En France, le bruit est reconnu comme cause de maladies professionnelles depuis 1963 et on estime à plus de 3 millions les salariés exposés sur leur lieu de travail.

Qu’est-ce que le bruit ?

En acoustique, le bruit est l’ensemble de plusieurs sons qui nous arrive en même temps. C’est l’émission de vibrations sonores audibles par l’homme, vibrations qui correspondent à des variations de la pression de l’air.

La perception humaine des sons varie en fonction du niveau sonore et de la fréquence.

Le niveau du bruit, qui détermine si un son est fort ou faible, est exprimé en décibels (dB). Le décibel mesure le niveau de pression acoustique d’un son. La fréquence correspond à la hauteur du son, elle s’exprime en Hertz (Hz). Plus la fréquence est élevée, plus le son est aigu.

Les différents niveaux de bruit

Le niveau 0 dB est le seuil de l’audition humaine. L’écart sonore perceptible par l’oreille humaine est un écart de 3 dB, et le système des décibels fait que chaque fois que le niveau sonore augmente de 3 dB, la quantité de bruit perçue passe du simple au double, car les niveaux sonores ne s’ajoutent pas mais suivent une échelle logarithmique. Ainsi, l’addition de deux sources sonores de 80 dB chacune produit un niveau global de 83 dB.

Voilà pourquoi toute amélioration acoustique, pour être perceptible, doit être supérieure à 3 dB minimum.

Échelle des bruits

L’intensité d’un bruit est indiquée par rapport à une échelle de référence allant de 10 à 130 dB.

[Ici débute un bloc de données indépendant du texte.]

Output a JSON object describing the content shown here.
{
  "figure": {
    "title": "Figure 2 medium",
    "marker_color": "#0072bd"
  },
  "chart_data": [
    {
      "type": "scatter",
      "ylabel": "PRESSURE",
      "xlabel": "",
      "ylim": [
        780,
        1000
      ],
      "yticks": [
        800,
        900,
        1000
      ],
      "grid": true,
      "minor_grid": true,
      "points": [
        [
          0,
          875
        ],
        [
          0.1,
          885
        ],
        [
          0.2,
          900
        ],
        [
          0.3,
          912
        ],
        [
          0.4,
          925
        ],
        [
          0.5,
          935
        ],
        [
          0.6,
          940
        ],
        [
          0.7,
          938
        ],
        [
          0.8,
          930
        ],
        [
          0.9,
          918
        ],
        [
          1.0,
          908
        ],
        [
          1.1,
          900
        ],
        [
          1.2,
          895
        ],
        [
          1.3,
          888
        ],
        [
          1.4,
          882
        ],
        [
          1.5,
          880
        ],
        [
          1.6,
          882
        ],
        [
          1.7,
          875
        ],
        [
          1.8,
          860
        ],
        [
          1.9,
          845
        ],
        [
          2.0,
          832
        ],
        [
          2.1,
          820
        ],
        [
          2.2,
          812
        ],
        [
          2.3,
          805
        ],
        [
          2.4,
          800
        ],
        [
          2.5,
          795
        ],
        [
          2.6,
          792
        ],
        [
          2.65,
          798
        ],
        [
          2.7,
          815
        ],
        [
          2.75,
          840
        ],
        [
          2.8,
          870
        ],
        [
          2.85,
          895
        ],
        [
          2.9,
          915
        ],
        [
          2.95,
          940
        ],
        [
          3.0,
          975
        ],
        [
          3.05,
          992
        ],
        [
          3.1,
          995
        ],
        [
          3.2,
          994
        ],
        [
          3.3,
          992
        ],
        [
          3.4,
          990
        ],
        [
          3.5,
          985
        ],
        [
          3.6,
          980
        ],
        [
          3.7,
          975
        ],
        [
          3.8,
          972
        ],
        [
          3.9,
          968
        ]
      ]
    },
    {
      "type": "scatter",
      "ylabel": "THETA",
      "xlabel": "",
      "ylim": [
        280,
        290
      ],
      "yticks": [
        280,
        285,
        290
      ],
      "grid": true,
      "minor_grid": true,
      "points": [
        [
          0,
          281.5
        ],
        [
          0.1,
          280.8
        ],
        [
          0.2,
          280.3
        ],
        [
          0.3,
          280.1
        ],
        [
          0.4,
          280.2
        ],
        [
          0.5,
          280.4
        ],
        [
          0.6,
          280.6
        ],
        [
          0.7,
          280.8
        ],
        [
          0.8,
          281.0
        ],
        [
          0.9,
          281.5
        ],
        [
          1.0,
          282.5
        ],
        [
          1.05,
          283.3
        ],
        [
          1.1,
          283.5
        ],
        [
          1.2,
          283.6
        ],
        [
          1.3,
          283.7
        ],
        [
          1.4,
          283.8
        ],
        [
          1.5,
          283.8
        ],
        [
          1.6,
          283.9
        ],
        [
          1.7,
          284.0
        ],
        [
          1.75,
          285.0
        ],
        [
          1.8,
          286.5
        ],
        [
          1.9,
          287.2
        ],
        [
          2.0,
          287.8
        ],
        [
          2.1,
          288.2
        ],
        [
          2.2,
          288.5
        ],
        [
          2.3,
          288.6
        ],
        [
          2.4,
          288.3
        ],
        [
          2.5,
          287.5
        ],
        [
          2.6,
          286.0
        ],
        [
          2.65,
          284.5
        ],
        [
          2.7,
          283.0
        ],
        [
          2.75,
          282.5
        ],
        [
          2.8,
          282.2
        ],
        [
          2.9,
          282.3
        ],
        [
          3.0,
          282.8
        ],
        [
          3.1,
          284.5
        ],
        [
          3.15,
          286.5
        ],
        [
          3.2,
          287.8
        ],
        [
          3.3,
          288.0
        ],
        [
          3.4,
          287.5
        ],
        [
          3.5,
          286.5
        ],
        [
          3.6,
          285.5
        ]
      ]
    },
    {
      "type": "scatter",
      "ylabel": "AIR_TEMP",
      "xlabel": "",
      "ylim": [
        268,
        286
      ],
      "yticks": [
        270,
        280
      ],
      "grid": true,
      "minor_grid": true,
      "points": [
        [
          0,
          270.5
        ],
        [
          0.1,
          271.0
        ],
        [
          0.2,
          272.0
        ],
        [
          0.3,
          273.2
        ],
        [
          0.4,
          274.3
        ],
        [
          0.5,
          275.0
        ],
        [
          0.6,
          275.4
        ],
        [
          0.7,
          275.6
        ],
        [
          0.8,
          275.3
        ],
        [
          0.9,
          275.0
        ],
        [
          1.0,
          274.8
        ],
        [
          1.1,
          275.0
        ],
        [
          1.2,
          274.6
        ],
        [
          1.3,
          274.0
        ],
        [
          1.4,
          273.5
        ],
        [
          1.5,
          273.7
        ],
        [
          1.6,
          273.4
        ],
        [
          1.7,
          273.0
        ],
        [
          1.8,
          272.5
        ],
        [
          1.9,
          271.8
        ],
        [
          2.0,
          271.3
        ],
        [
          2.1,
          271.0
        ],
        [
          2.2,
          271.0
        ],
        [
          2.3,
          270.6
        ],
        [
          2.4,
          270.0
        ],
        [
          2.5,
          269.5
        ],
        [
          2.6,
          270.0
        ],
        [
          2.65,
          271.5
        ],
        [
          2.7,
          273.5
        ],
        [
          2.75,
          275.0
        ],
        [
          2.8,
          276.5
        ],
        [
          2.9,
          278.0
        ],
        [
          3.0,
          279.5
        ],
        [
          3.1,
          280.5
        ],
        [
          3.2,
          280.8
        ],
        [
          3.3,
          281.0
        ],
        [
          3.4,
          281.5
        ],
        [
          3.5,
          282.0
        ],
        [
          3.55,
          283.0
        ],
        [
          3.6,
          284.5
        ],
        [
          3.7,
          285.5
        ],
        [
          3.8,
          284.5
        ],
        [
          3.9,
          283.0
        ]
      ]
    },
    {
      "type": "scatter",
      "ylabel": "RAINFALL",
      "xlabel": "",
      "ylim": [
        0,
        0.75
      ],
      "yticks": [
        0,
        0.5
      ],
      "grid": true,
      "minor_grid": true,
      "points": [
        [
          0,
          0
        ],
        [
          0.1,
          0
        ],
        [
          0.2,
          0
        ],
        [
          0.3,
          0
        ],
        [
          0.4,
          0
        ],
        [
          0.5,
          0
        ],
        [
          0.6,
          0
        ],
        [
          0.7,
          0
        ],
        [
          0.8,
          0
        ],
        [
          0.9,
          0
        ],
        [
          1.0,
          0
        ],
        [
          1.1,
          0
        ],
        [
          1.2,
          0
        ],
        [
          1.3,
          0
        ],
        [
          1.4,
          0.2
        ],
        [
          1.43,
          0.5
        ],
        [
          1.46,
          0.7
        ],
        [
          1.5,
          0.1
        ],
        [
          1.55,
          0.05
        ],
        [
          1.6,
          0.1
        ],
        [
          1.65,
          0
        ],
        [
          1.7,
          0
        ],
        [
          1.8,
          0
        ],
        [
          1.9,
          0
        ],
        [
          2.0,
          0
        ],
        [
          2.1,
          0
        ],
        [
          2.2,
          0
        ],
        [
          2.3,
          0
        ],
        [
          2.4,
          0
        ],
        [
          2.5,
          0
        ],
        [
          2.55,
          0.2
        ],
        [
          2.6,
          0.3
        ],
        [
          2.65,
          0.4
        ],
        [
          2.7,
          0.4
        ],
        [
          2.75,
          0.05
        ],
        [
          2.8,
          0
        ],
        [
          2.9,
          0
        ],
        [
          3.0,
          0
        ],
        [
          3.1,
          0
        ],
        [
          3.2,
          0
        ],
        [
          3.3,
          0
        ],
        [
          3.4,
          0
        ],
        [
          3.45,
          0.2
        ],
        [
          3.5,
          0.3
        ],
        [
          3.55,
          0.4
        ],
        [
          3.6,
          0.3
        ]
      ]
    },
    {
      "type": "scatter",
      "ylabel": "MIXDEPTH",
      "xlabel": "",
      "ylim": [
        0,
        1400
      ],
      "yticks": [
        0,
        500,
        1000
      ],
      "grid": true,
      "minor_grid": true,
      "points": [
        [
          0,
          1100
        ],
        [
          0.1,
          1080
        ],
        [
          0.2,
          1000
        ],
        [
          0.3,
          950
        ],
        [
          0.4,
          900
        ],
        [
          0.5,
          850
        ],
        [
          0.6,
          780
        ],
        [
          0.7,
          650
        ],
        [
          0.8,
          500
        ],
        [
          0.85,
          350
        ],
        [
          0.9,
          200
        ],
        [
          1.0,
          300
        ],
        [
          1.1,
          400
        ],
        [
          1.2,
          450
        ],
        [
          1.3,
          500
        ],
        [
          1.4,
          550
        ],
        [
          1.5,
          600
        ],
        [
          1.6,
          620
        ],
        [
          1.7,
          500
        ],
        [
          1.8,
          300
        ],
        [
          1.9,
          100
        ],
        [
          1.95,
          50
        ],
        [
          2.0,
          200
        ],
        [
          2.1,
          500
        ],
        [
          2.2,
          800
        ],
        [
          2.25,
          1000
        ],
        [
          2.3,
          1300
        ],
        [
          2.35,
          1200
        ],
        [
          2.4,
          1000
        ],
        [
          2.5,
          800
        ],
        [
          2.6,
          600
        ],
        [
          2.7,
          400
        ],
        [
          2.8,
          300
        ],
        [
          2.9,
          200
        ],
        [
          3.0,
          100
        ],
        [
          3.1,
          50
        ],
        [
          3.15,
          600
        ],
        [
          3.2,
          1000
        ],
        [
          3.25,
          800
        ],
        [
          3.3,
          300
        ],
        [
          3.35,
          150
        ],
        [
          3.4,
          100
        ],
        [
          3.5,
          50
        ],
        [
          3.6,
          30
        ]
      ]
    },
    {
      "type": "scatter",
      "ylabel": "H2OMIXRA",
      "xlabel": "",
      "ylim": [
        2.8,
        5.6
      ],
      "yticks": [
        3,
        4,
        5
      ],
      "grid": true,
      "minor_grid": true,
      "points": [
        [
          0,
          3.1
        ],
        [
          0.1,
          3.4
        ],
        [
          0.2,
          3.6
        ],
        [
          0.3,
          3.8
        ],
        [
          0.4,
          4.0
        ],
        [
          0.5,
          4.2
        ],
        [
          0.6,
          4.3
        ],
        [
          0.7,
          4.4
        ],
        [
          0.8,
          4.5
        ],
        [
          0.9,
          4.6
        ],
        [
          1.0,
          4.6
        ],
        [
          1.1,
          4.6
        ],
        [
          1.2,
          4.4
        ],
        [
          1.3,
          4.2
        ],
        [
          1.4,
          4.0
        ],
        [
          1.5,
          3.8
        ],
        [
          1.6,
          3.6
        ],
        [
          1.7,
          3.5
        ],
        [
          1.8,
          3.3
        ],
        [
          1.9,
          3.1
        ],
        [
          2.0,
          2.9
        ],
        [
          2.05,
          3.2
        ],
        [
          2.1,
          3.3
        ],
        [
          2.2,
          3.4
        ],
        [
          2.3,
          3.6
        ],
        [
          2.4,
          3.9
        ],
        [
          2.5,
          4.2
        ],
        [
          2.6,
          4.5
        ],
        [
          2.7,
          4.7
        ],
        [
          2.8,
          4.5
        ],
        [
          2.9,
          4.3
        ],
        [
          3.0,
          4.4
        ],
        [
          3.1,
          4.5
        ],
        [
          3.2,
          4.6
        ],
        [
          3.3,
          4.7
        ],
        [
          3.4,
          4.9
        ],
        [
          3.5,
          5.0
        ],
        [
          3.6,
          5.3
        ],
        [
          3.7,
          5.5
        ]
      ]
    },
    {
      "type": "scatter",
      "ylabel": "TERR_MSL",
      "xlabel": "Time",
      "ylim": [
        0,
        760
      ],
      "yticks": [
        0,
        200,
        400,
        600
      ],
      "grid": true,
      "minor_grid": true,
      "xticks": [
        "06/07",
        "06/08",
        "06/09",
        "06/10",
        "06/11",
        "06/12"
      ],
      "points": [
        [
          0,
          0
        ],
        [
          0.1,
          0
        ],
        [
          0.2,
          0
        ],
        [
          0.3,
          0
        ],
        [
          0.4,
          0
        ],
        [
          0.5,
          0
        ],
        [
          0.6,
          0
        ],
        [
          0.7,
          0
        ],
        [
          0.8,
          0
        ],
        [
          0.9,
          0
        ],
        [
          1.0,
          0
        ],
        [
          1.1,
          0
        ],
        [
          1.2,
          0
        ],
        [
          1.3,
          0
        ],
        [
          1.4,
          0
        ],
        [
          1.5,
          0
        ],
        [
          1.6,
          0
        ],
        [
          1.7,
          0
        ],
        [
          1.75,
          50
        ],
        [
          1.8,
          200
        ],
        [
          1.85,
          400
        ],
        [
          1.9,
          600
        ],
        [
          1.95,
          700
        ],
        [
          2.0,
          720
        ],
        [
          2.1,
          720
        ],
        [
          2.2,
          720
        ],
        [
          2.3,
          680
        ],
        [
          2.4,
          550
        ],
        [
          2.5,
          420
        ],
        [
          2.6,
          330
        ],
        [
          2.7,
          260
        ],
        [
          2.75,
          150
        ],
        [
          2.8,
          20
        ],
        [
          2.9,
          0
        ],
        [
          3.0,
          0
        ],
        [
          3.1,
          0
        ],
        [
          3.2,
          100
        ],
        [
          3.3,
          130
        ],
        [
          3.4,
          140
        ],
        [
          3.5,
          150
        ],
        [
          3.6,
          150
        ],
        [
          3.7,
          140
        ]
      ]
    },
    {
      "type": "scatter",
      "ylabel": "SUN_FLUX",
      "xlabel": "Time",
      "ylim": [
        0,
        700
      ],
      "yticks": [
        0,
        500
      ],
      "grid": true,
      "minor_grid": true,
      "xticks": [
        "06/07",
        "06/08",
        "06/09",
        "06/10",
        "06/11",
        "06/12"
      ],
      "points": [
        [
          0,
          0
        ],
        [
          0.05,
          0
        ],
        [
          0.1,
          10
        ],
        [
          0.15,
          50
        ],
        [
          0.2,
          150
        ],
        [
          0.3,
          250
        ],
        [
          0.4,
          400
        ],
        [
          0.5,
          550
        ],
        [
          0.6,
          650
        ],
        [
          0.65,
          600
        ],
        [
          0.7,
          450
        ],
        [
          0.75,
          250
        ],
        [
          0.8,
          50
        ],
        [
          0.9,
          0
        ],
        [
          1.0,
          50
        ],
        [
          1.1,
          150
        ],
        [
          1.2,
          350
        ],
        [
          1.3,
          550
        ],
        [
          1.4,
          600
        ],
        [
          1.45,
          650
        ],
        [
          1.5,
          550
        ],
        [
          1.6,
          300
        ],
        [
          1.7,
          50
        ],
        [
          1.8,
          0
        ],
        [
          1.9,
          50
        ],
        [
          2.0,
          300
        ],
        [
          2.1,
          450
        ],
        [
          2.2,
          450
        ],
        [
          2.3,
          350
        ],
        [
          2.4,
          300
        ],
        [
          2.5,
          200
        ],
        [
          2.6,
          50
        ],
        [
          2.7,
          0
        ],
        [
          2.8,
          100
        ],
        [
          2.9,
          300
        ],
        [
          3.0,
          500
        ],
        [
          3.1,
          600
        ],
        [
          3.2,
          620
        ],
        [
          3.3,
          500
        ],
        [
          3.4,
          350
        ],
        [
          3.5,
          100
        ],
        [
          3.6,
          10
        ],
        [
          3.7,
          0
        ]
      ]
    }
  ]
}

  • 10 à 40 dB : bruits légers. Bruissement du vent dans les feuilles, le désert, intérieur calme.
  • 40 à 60 dB : bruits supportables. Bureau calme, conversation à niveau normal.
  • 60 à 80 dB : bruits gênants. Rue très animée, télévision, cantines.
  • 80 à 100 dB : bruits fatigants à dangereux. Passage d’un train, musique forte.
  • 100 à 130 dB : Bruits dangereux à douloureux, atteignant le seuil de la douleur. Atelier de chaudronnerie, marteau-piqueur, moteur d’avion à réaction au sol.

Echelle des décibels des divers bruits

Le bruit au bureau

Les effets d’une acoustique défaillante sont nombreux et préjudiciables à la santé des personnes fréquentant ces lieux partagés et notre société prend conscience de l’importance du bien-être acoustique et des conséquences néfastes en termes de santé. La législation en la matière ne cesse d’évoluer.

L’aménagement des espaces de bureau est une des composantes essentielles de la qualité de vie au travail et notre espace de travail mérite d’être considéré comme un levier important de notre bien-être professionnel. Certaines entreprises considèrent l’aménagement du bureau comme un outil de management à part entière. Elles sont maintenant tenues de prêter attention à la question de l’environnement sonore et de proposer des aménagements pour minimiser l’inconfort et le stress générés par des environnements trop bruyants.

Le bruit au bureau résulte d’une élévation du niveau sonore du fait du nombre de personnes présentes et de la multiplication des équipements (ordinateur, photocopieur, bruit de clavier, discussions, etc.)

Le bruit gêne alors la bonne compréhension des échanges verbaux, diminue les performances, perturbe la concentration et augmente la fatigue.

Rappelons que le niveau sonore d’un bureau informatisé se situe entre 30 et 45 dB, une échelle de bruit qui va du jardin silencieux au fond sonore dans un restaurant calme.

Avec la multiplication des espaces de travail partagés, réduire le bruit dans les open space comme dans les coworking est devenu une condition indispensable au bien-être afin de garantir un niveau efficace de concentration, ainsi qu’un élément à prendre en considération par les employés et personnels qui témoigne du niveau de services offerts par les entreprises et du cadre de vie professionnel.